If trader A wants oranges but trader B does not want apples, then a trade would not take place. This condition is known as the ‘double coincidence of wants’ and it substantially restricts the number of transactions that will take place in a barter economy.
Another issue with the barter trade is that many goods are indivisible. Imagine if trader C has horses but he wants to buy an apple from trader A. Paying an apple with a horse will be an overpayment. There is no way trader C is able to divide the horse into smaller pieces to buy an apple.
Trade will be significantly more efficient if there is one good that could be used as a medium of exchange and is accepted by everyone. This good is called ‘money’. In the history of man, many different goods were used as money. Stones, shells, cattle, metal coins and paper were used as money before. Through the use of the different types of money, people gradually (and logically) defined the properties for the best form of money.
Qualities of money
The best good to be used as money should have the following properties: scarcity, durability, portability, homogenity, divisibility and it should be a store of value. Animals are not the best good to be used as money as they are not durable in that they have limited lifespans, they are not homogenous as they can have different state of health and are not divisible into smaller units.
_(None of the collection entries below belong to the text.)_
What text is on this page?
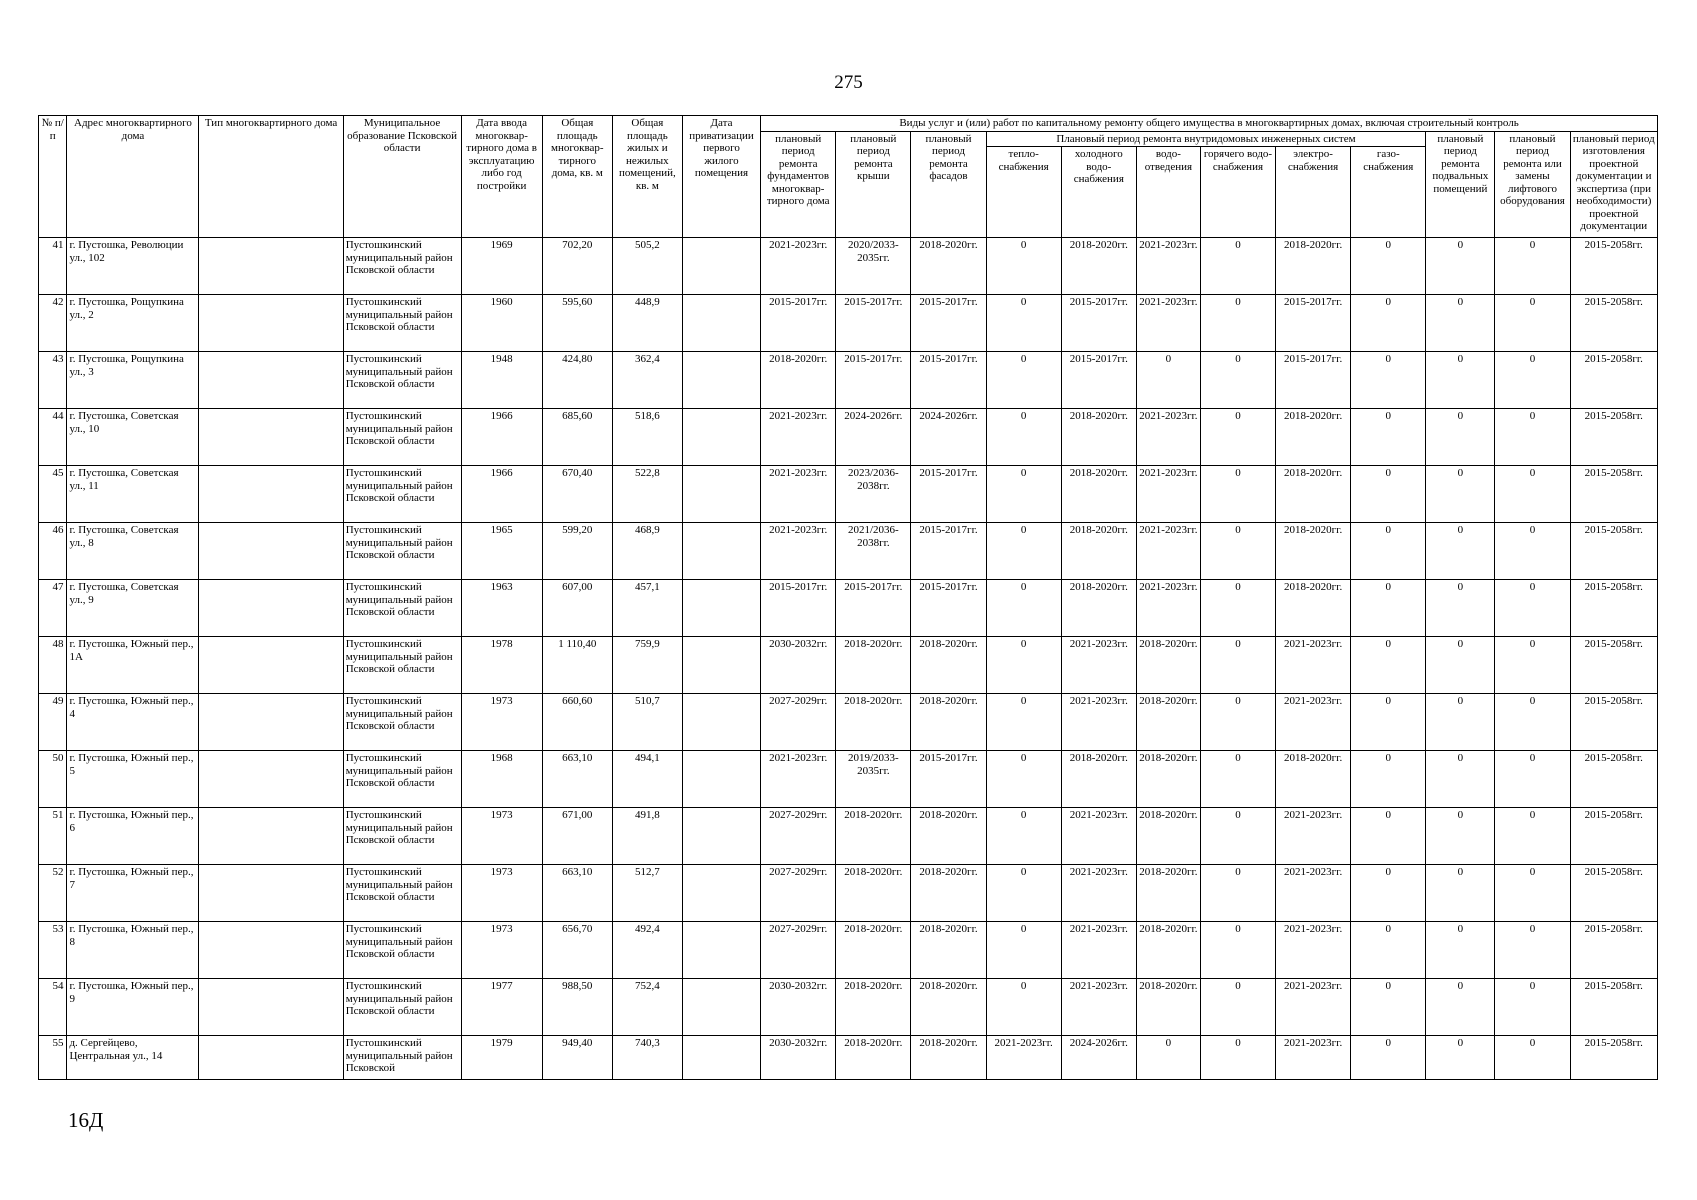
275
№ п/п	Адрес многоквартирного дома	Тип многоквартирного дома	Муниципальное образование Псковской области	Дата ввода многоквар-тирного дома в эксплуатацию либо год постройки	Общая площадь многоквар-тирного дома, кв. м	Общая площадь жилых и нежилых помещений, кв. м	Дата приватизации первого жилого помещения	Виды услуг и (или) работ по капитальному ремонту общего имущества в многоквартирных домах, включая строительный контроль											
								плановый период ремонта фундаментов многоквар-тирного дома	плановый период ремонта крыши	плановый период ремонта фасадов	Плановый период ремонта внутридомовых инженерных систем						плановый период ремонта подвальных помещений	плановый период ремонта или замены лифтового оборудования	плановый период изготовления проектной документации и экспертиза (при необходимости) проектной документации
											тепло-снабжения	холодного водо-снабжения	водо-отведения	горячего водо-снабжения	электро-снабжения	газо-снабжения			
41	г. Пустошка, Революции ул., 102		Пустошкинский муниципальный район Псковской области	1969	702,20	505,2		2021-2023гг.	2020/2033-2035гг.	2018-2020гг.	0	2018-2020гг.	2021-2023гг.	0	2018-2020гг.	0	0	0	2015-2058гг.
42	г. Пустошка, Рощупкина ул., 2		Пустошкинский муниципальный район Псковской области	1960	595,60	448,9		2015-2017гг.	2015-2017гг.	2015-2017гг.	0	2015-2017гг.	2021-2023гг.	0	2015-2017гг.	0	0	0	2015-2058гг.
43	г. Пустошка, Рощупкина ул., 3		Пустошкинский муниципальный район Псковской области	1948	424,80	362,4		2018-2020гг.	2015-2017гг.	2015-2017гг.	0	2015-2017гг.	0	0	2015-2017гг.	0	0	0	2015-2058гг.
44	г. Пустошка, Советская ул., 10		Пустошкинский муниципальный район Псковской области	1966	685,60	518,6		2021-2023гг.	2024-2026гг.	2024-2026гг.	0	2018-2020гг.	2021-2023гг.	0	2018-2020гг.	0	0	0	2015-2058гг.
45	г. Пустошка, Советская ул., 11		Пустошкинский муниципальный район Псковской области	1966	670,40	522,8		2021-2023гг.	2023/2036-2038гг.	2015-2017гг.	0	2018-2020гг.	2021-2023гг.	0	2018-2020гг.	0	0	0	2015-2058гг.
46	г. Пустошка, Советская ул., 8		Пустошкинский муниципальный район Псковской области	1965	599,20	468,9		2021-2023гг.	2021/2036-2038гг.	2015-2017гг.	0	2018-2020гг.	2021-2023гг.	0	2018-2020гг.	0	0	0	2015-2058гг.
47	г. Пустошка, Советская ул., 9		Пустошкинский муниципальный район Псковской области	1963	607,00	457,1		2015-2017гг.	2015-2017гг.	2015-2017гг.	0	2018-2020гг.	2021-2023гг.	0	2018-2020гг.	0	0	0	2015-2058гг.
48	г. Пустошка, Южный пер., 1А		Пустошкинский муниципальный район Псковской области	1978	1 110,40	759,9		2030-2032гг.	2018-2020гг.	2018-2020гг.	0	2021-2023гг.	2018-2020гг.	0	2021-2023гг.	0	0	0	2015-2058гг.
49	г. Пустошка, Южный пер., 4		Пустошкинский муниципальный район Псковской области	1973	660,60	510,7		2027-2029гг.	2018-2020гг.	2018-2020гг.	0	2021-2023гг.	2018-2020гг.	0	2021-2023гг.	0	0	0	2015-2058гг.
50	г. Пустошка, Южный пер., 5		Пустошкинский муниципальный район Псковской области	1968	663,10	494,1		2021-2023гг.	2019/2033-2035гг.	2015-2017гг.	0	2018-2020гг.	2018-2020гг.	0	2018-2020гг.	0	0	0	2015-2058гг.
51	г. Пустошка, Южный пер., 6		Пустошкинский муниципальный район Псковской области	1973	671,00	491,8		2027-2029гг.	2018-2020гг.	2018-2020гг.	0	2021-2023гг.	2018-2020гг.	0	2021-2023гг.	0	0	0	2015-2058гг.
52	г. Пустошка, Южный пер., 7		Пустошкинский муниципальный район Псковской области	1973	663,10	512,7		2027-2029гг.	2018-2020гг.	2018-2020гг.	0	2021-2023гг.	2018-2020гг.	0	2021-2023гг.	0	0	0	2015-2058гг.
53	г. Пустошка, Южный пер., 8		Пустошкинский муниципальный район Псковской области	1973	656,70	492,4		2027-2029гг.	2018-2020гг.	2018-2020гг.	0	2021-2023гг.	2018-2020гг.	0	2021-2023гг.	0	0	0	2015-2058гг.
54	г. Пустошка, Южный пер., 9		Пустошкинский муниципальный район Псковской области	1977	988,50	752,4		2030-2032гг.	2018-2020гг.	2018-2020гг.	0	2021-2023гг.	2018-2020гг.	0	2021-2023гг.	0	0	0	2015-2058гг.
55	д. Сергейцево, Центральная ул., 14		Пустошкинский муниципальный район Псковской	1979	949,40	740,3		2030-2032гг.	2018-2020гг.	2018-2020гг.	2021-2023гг.	2024-2026гг.	0	0	2021-2023гг.	0	0	0	2015-2058гг.
16Д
Stones may be divisible but they are in abundance which limits their value.
Paper money comes close to meeting all the properties of good money. They are divisible and portable. Paper notes today can be made from polymer which makes them relatively durable. They can be produced in limited quantities although history tells us that every form of paper money has failed due to over issuance by man. The main quality that paper money does not have is that it is not a good store of value.
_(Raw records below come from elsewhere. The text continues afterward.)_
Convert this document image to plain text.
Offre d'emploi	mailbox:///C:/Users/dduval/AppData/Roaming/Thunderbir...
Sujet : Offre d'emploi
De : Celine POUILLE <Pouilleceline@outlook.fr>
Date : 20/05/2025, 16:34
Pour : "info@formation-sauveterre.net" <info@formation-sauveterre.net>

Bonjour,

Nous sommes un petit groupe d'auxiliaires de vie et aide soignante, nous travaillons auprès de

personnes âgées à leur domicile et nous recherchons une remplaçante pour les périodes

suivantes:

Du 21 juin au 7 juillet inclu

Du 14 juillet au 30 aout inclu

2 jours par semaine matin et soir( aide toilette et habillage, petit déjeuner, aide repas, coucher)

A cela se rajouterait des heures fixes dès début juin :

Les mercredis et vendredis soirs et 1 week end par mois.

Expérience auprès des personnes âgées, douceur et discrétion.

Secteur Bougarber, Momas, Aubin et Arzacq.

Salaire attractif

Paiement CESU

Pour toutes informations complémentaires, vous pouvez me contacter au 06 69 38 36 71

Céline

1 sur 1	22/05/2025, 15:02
The good that is used as money should be useful in its own right. It should be a marketable commodity. The intrinsic value paper money has is essentially the value of the material – paper. This is why paper money is never just a blank sheet of paper. It is accompanied by words, fancy printed designs and laws to increase its value and give people greater confidence to accept them.
As history has shown, people have always gravitated towards accepting gold and silver as the best form of money. This is because precious metals fulfil all the properties of money very well. They were chosen not by the decree of any government nor were people forced to accept them as money. Rather people embraced precious metals as money because they gave people the most confidence to use them as a store of wealth. The ability for money to be a store of wealth is important as it allows people to postpone their purchasing power into the future.
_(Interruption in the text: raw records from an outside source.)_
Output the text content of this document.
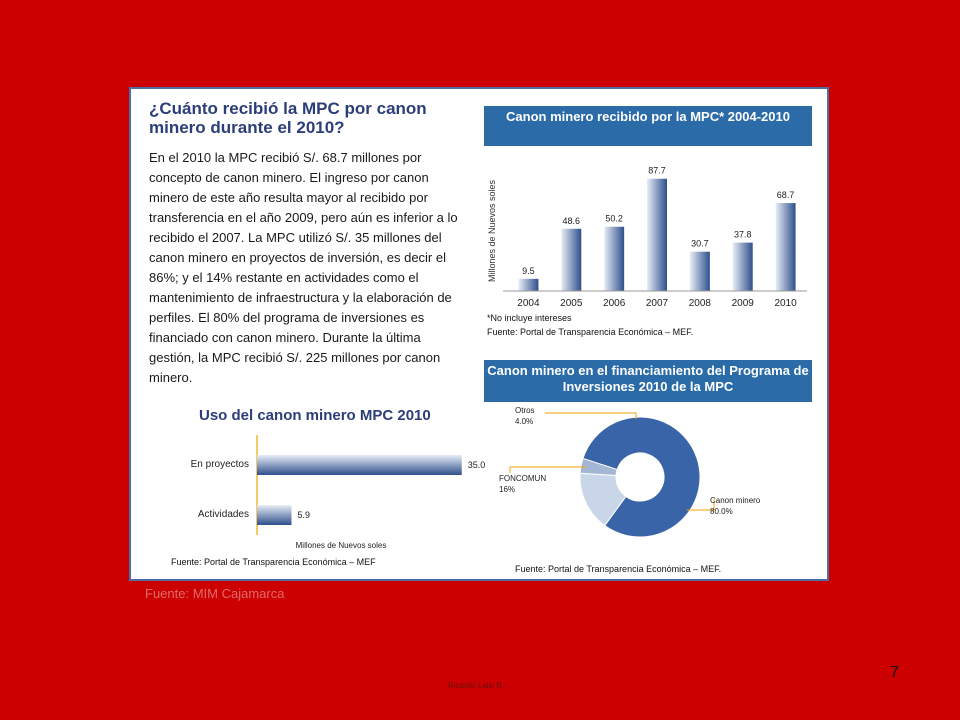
¿Cuánto recibió la MPC por canon minero durante el 2010?

En el 2010 la MPC recibió S/. 68.7 millones por concepto de canon minero. El ingreso por canon minero de este año resulta mayor al recibido por transferencia en el año 2009, pero aún es inferior a lo recibido el 2007. La MPC utilizó S/. 35 millones del canon minero en proyectos de inversión, es decir el 86%; y el 14% restante en actividades como el mantenimiento de infraestructura y la elaboración de perfiles. El 80% del programa de inversiones es financiado con canon minero. Durante la última gestión, la MPC recibió S/. 225 millones por canon minero.

Canon minero recibido por la MPC* 2004-2010
9.5
2004
48.6
2005
50.2
2006
87.7
2007
30.7
2008
37.8
2009
68.7
2010
Millones de Nuevos soles
*No incluye intereses
Fuente: Portal de Transparencia Económica – MEF.
Canon minero en el financiamiento del Programa de Inversiones 2010 de la MPC
Canon minero
80.0%
FONCOMUN
16%
Otros
4.0%
Fuente: Portal de Transparencia Económica – MEF.
Uso del canon minero MPC 2010
En proyectos	35.0
Actividades	5.9
Millones de Nuevos soles
Fuente: Portal de Transparencia Económica – MEF
Fuente: MIM Cajamarca
7
Ricardo Lalsi B.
Unlike paper money, precious metals have tremendous intrinsic value because they are scarce and require productive energy to mine them from the earth. They cannot be printed at the whim and fancy of central banks. Gold and silver hold their value very well over time. This is why they are used as money for thousands of years. Paper currencies have always been in the subservient role of a convenient claim-check to gold and silver money. Having little value in and of itself, paper currencies only point to the real money in the bank. If currencies were presented at the bank, money could be redeemed.
Paper has usurped money
Thomas Jefferson said in 1784 in a debate over money issue, “If we determine that a dollar shall be our unit, we must then say with precision what a dollar is.” In 1792, the dollar was defined as 3714/16 grains (24.1g) of fine silver. Unfortunately as of 1971, the dollar along with all paper currencies have stopped pointing to real money. What a ‘dollar’ is since then, no one knows. Subservient currencies have usurped real money.
Without its anchor to a stable gold or silver money supply, currency supplies today have been printed to astronomical levels. Even though mainstream economists still tell us that the global financial environment is in deflation, the man on the street has seen year after year of price inflation in goods and services. The currency we hold buys less – our purchasing power continues to be eroded.
Although we live in an age with greater understanding of technology and science, we have forgotten the history of money. We have forgotten the nature of money.